Lee Lowell Get Rich with Options PDF download free
While many people search for free PDF downloads, this violates copyright laws and deprives the author of rightful compensation. The book is available through legitimate retailers like Amazon, Barnes & Noble, and digital platforms. Libraries often have physical or digital copies available for borrowing.
How much money do you need to start with Lee Lowell options strategies?
While Lowell doesn't specify exact amounts, naked put selling typically requires substantial capital since you need cash to potentially purchase 100 shares per contract. Most brokers require significant account minimums for naked options strategies, often $25,000 or more. Covered calls require owning 100 shares of stock per contract, so capital requirements vary by stock price.

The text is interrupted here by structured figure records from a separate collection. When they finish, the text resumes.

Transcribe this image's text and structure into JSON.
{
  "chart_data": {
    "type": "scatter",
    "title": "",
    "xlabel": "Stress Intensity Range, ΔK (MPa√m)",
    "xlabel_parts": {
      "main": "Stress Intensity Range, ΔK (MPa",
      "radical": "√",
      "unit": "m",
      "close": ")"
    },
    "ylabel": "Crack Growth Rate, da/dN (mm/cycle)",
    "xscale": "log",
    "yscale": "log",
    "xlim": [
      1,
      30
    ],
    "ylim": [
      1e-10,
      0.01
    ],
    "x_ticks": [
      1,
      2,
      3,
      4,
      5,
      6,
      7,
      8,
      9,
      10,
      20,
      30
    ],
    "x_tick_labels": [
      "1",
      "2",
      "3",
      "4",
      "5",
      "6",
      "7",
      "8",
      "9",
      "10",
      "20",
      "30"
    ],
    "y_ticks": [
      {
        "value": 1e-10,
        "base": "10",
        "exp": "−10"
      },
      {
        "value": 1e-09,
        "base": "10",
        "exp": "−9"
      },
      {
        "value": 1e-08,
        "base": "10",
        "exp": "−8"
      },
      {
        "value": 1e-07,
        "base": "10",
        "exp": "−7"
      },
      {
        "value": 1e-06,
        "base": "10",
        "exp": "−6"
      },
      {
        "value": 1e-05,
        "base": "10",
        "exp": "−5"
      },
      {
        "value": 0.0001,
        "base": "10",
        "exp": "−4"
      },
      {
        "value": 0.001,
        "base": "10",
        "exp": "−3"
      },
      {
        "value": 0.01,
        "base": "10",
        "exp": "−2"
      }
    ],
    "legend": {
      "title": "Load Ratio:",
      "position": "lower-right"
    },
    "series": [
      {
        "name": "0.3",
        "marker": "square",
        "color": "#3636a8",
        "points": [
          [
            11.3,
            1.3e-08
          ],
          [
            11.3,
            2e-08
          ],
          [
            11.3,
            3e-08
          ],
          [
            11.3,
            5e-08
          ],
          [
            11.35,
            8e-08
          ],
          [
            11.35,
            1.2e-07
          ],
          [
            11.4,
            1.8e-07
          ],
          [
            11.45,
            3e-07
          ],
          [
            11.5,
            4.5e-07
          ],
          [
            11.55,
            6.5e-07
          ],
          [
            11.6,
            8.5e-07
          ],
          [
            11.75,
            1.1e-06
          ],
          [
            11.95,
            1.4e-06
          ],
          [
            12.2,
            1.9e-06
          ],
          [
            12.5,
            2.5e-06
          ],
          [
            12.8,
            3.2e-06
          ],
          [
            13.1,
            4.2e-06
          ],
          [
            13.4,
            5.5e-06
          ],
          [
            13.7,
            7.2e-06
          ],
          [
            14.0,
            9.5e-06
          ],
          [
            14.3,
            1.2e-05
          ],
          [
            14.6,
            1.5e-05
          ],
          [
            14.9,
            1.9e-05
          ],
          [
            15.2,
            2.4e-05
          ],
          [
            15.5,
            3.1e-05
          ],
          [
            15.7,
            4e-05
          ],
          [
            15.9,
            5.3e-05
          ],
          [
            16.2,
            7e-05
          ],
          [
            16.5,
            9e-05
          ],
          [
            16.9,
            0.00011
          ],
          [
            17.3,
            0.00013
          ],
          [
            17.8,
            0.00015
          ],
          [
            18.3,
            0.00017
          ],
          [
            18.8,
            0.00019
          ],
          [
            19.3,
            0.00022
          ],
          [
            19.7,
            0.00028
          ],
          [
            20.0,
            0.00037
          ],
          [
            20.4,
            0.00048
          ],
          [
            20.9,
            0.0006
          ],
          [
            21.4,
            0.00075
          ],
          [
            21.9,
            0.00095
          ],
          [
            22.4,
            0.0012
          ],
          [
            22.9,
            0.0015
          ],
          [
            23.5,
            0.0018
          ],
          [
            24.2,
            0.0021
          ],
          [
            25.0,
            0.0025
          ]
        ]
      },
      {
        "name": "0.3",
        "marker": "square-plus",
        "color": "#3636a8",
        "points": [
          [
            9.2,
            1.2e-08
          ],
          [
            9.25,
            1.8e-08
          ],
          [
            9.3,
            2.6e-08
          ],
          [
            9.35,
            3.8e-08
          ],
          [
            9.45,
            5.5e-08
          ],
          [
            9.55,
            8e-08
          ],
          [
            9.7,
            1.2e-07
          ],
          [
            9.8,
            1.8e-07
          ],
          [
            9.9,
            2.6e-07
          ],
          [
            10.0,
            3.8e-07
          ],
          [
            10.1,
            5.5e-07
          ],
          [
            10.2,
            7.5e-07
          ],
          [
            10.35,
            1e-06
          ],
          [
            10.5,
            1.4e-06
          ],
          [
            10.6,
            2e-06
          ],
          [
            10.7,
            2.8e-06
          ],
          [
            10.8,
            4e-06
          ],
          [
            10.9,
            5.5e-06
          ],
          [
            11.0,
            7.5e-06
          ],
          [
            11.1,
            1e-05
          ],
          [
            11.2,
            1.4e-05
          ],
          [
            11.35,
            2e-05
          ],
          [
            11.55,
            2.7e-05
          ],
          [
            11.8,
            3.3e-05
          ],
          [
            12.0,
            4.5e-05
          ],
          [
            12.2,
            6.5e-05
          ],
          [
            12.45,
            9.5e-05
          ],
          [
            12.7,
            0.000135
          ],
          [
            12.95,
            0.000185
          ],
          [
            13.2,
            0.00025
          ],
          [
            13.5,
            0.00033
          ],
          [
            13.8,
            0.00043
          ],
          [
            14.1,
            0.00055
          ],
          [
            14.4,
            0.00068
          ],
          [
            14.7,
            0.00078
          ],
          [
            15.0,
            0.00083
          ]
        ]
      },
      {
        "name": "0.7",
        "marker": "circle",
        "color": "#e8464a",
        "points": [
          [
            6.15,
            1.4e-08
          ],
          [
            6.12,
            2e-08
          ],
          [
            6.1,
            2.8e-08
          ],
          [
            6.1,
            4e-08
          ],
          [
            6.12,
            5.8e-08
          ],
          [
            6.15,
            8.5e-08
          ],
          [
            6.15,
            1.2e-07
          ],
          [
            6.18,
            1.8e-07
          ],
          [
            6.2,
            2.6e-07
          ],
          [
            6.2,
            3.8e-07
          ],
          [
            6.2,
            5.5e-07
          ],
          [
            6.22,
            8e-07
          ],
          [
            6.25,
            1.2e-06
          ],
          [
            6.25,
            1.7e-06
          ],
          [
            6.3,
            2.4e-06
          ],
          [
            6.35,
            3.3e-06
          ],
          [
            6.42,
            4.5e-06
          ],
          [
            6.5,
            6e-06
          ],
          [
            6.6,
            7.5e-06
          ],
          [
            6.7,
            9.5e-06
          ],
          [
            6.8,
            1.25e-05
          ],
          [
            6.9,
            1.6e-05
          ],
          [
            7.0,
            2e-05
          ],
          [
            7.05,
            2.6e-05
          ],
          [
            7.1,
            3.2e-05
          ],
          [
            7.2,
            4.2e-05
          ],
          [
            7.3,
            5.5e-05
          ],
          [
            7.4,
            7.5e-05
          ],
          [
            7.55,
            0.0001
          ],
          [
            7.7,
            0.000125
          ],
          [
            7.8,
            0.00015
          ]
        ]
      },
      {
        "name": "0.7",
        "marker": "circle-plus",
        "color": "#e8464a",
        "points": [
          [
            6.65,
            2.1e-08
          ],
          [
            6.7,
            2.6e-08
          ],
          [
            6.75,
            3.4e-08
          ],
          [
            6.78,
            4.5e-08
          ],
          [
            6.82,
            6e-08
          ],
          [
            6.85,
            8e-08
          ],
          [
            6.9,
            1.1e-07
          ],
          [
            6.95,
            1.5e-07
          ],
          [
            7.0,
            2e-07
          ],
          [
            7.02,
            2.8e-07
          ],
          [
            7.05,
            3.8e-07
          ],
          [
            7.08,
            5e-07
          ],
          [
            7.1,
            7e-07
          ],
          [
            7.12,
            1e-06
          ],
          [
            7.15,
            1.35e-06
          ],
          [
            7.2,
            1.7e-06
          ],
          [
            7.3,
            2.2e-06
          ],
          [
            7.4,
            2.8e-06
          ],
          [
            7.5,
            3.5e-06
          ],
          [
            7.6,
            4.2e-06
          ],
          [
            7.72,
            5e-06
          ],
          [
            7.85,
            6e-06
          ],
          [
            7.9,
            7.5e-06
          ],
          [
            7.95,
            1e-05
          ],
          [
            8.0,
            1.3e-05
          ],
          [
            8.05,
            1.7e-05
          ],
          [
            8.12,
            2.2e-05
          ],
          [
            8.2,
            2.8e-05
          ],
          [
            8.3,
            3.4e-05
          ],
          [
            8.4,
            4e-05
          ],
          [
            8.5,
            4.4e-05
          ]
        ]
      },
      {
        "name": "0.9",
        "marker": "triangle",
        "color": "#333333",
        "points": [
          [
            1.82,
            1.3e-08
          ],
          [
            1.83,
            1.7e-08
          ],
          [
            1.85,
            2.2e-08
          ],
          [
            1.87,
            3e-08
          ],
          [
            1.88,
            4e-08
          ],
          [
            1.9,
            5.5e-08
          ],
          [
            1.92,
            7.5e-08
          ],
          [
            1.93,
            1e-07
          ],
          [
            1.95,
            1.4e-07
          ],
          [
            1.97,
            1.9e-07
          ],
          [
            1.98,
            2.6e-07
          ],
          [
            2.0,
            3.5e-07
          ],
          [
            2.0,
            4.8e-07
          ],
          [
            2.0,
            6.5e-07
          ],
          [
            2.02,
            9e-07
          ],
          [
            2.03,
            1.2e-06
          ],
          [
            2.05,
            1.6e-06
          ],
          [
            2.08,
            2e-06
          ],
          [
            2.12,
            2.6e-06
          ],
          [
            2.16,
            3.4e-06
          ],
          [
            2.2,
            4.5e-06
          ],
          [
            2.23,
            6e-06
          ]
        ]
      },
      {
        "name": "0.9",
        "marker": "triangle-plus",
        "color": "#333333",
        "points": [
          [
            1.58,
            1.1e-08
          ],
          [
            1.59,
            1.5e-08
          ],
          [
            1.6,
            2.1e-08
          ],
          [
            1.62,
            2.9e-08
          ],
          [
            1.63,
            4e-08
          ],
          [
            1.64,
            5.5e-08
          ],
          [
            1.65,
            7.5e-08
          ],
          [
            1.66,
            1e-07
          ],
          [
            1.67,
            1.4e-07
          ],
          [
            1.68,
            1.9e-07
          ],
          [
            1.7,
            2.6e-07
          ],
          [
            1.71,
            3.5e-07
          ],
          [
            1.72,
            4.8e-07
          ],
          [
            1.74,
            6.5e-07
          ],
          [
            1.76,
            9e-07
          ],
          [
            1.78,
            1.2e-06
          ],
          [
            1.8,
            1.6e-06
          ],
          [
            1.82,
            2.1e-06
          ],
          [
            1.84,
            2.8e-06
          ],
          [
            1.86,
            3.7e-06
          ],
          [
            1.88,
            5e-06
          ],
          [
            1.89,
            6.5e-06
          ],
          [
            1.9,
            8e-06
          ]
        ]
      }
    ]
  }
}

What are LEAPS strategies in Get Rich with Options book?
LEAPS (Long-term Equity Anticipation Securities) are options with expiration dates longer than one year that Lowell uses for extended premium-selling strategies. These longer-term options provide more premium income and allow for more strategic positioning in quality stocks. The extended timeframes can provide better risk-adjusted returns compared to shorter-term options.
Lee Lowell options trading risk management techniques
Lowell emphasizes position sizing, diversification across multiple underlying stocks, and setting clear exit rules for losing trades. He advocates for selling options on quality stocks you wouldn't mind owning and avoiding over-concentration in any single position. Proper risk management includes understanding maximum loss potential and having contingency plans for various market scenarios.
Get Rich with Options Lee Lowell vs other options trading books
Lowell's book stands out for its focus on premium-selling strategies rather than directional betting or complex multi-leg spreads. His background as a professional floor trader provides practical insights often missing from academic approaches. The book emphasizes acting as the 'house' in options trading, which differs from most retail-focused options books that focus on buying options.